Ausbildung insgesamt besser denn je

Wenn also Schweinereien, Schwachsinn und journalistische Nassforschheit um sich greifen, ist womöglich doch nicht die Ausbildung dafür in Haft zu nehmen. Im Gegenteil: «Verleger, Chefredaktoren und auch die jungen Berufseinsteiger selbst», meint die Direktorin der Schweizer Journalistenschule MAZ, Sylvia Egli von Matt, «sind sich heute stärker bewusst, dass eine fundierte Ausbildung wichtig ist.» Trotz allen erkennbaren Defiziten und Mängeln ist diese insgesamt wohl besser denn je. Mit Einschränkungen gilt das sogar für die Hochschulen.
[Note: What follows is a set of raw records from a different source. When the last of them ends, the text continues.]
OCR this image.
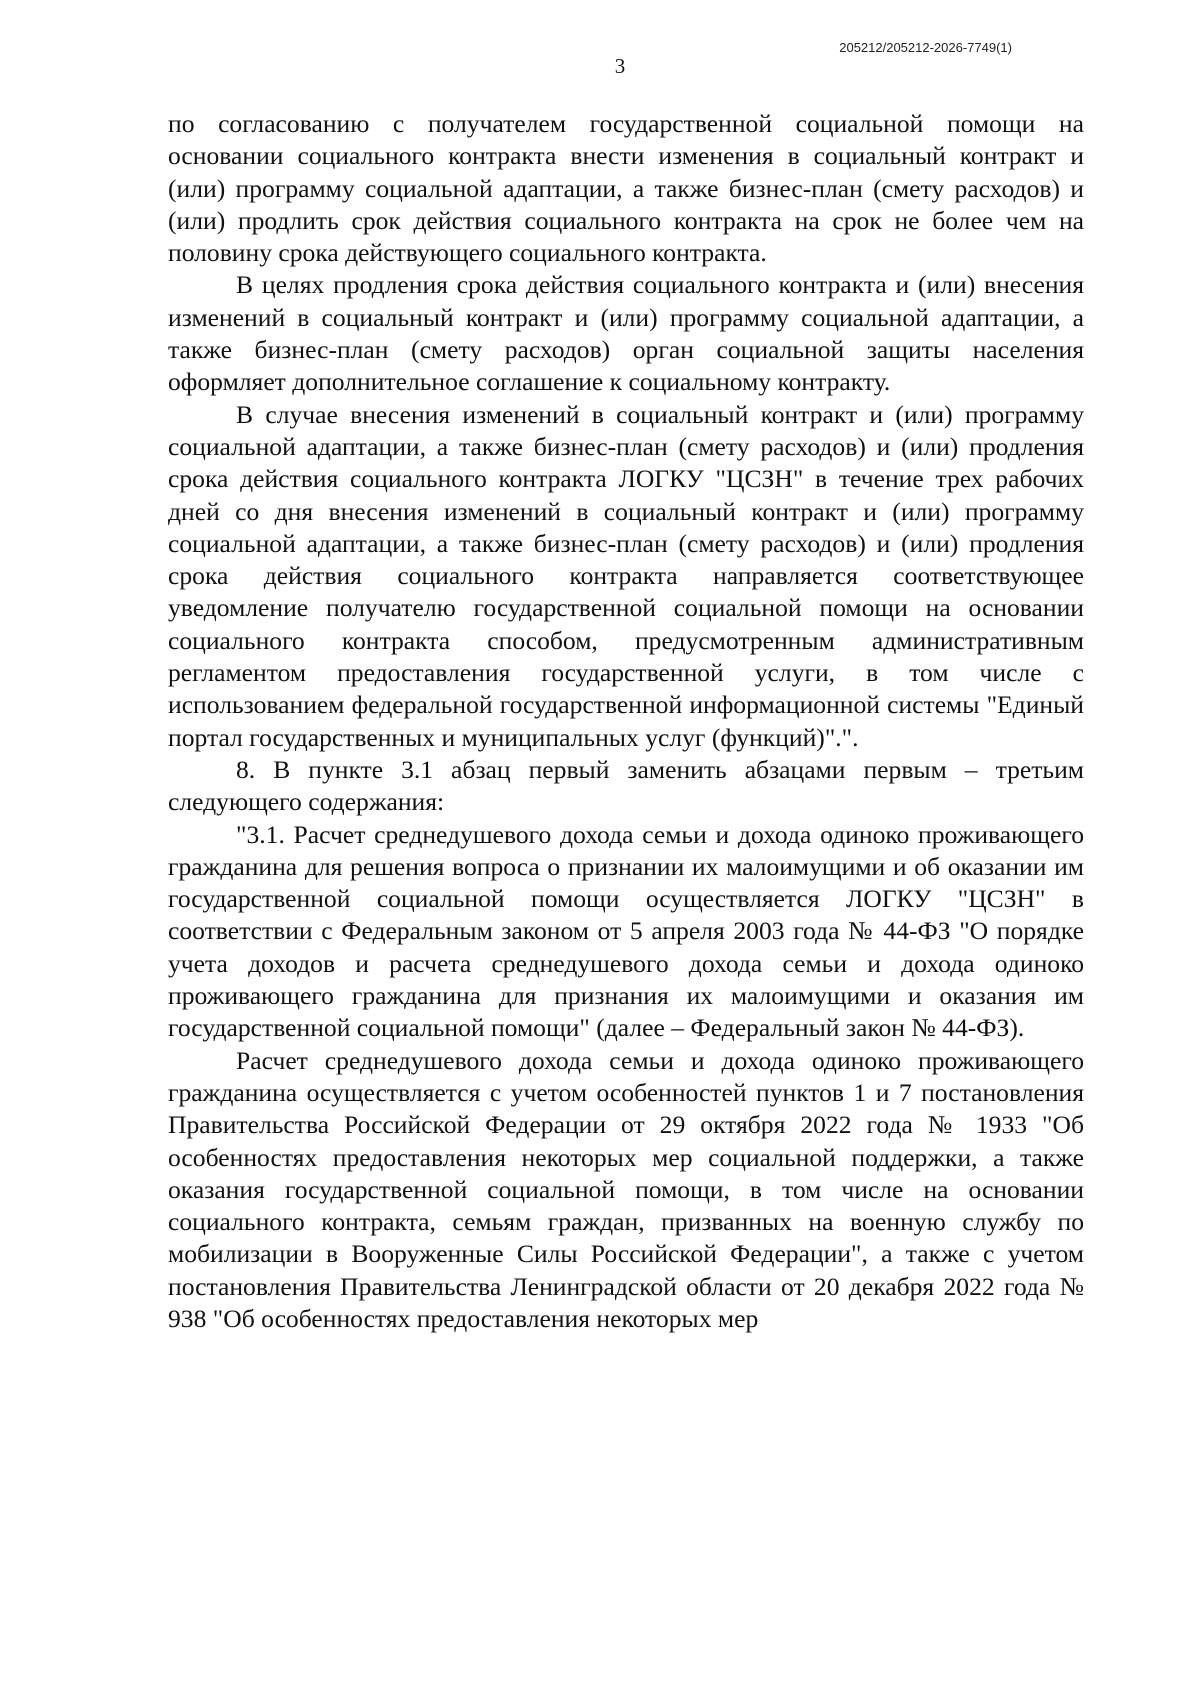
205212/205212-2026-7749(1)
3

по согласованию с получателем государственной социальной помощи на основании социального контракта внести изменения в социальный контракт и (или) программу социальной адаптации, а также бизнес-план (смету расходов) и (или) продлить срок действия социального контракта на срок не более чем на половину срока действующего социального контракта.

В целях продления срока действия социального контракта и (или) внесения изменений в социальный контракт и (или) программу социальной адаптации, а также бизнес-план (смету расходов) орган социальной защиты населения оформляет дополнительное соглашение к социальному контракту.

В случае внесения изменений в социальный контракт и (или) программу социальной адаптации, а также бизнес-план (смету расходов) и (или) продления срока действия социального контракта ЛОГКУ "ЦСЗН" в течение трех рабочих дней со дня внесения изменений в социальный контракт и (или) программу социальной адаптации, а также бизнес-план (смету расходов) и (или) продления срока действия социального контракта направляется соответствующее уведомление получателю государственной социальной помощи на основании социального контракта способом, предусмотренным административным регламентом предоставления государственной услуги, в том числе с использованием федеральной государственной информационной системы "Единый портал государственных и муниципальных услуг (функций)".".

8. В пункте 3.1 абзац первый заменить абзацами первым – третьим следующего содержания:

"3.1. Расчет среднедушевого дохода семьи и дохода одиноко проживающего гражданина для решения вопроса о признании их малоимущими и об оказании им государственной социальной помощи осуществляется ЛОГКУ "ЦСЗН" в соответствии с Федеральным законом от 5 апреля 2003 года № 44-ФЗ "О порядке учета доходов и расчета среднедушевого дохода семьи и дохода одиноко проживающего гражданина для признания их малоимущими и оказания им государственной социальной помощи" (далее – Федеральный закон № 44-ФЗ).

Расчет среднедушевого дохода семьи и дохода одиноко проживающего гражданина осуществляется с учетом особенностей пунктов 1 и 7 постановления Правительства Российской Федерации от 29 октября 2022 года № 1933 "Об особенностях предоставления некоторых мер социальной поддержки, а также оказания государственной социальной помощи, в том числе на основании социального контракта, семьям граждан, призванных на военную службу по мобилизации в Вооруженные Силы Российской Федерации", а также с учетом постановления Правительства Ленинградской области от 20 декабря 2022 года № 938 "Об особенностях предоставления некоторых мер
Im Rückblick mutet es tragisch an, dass sich Journalistik und Kommunikationswissenschaft als stark frequentierte Fächer erst spät etablieren konnten – so spät, dass ihr Ausbau mit der Zerstörung dessen zusammenfiel, was einmal die Raison d’être der Universität war: die intensive, persönliche Kommunikation zwischen Forschenden und Lernenden.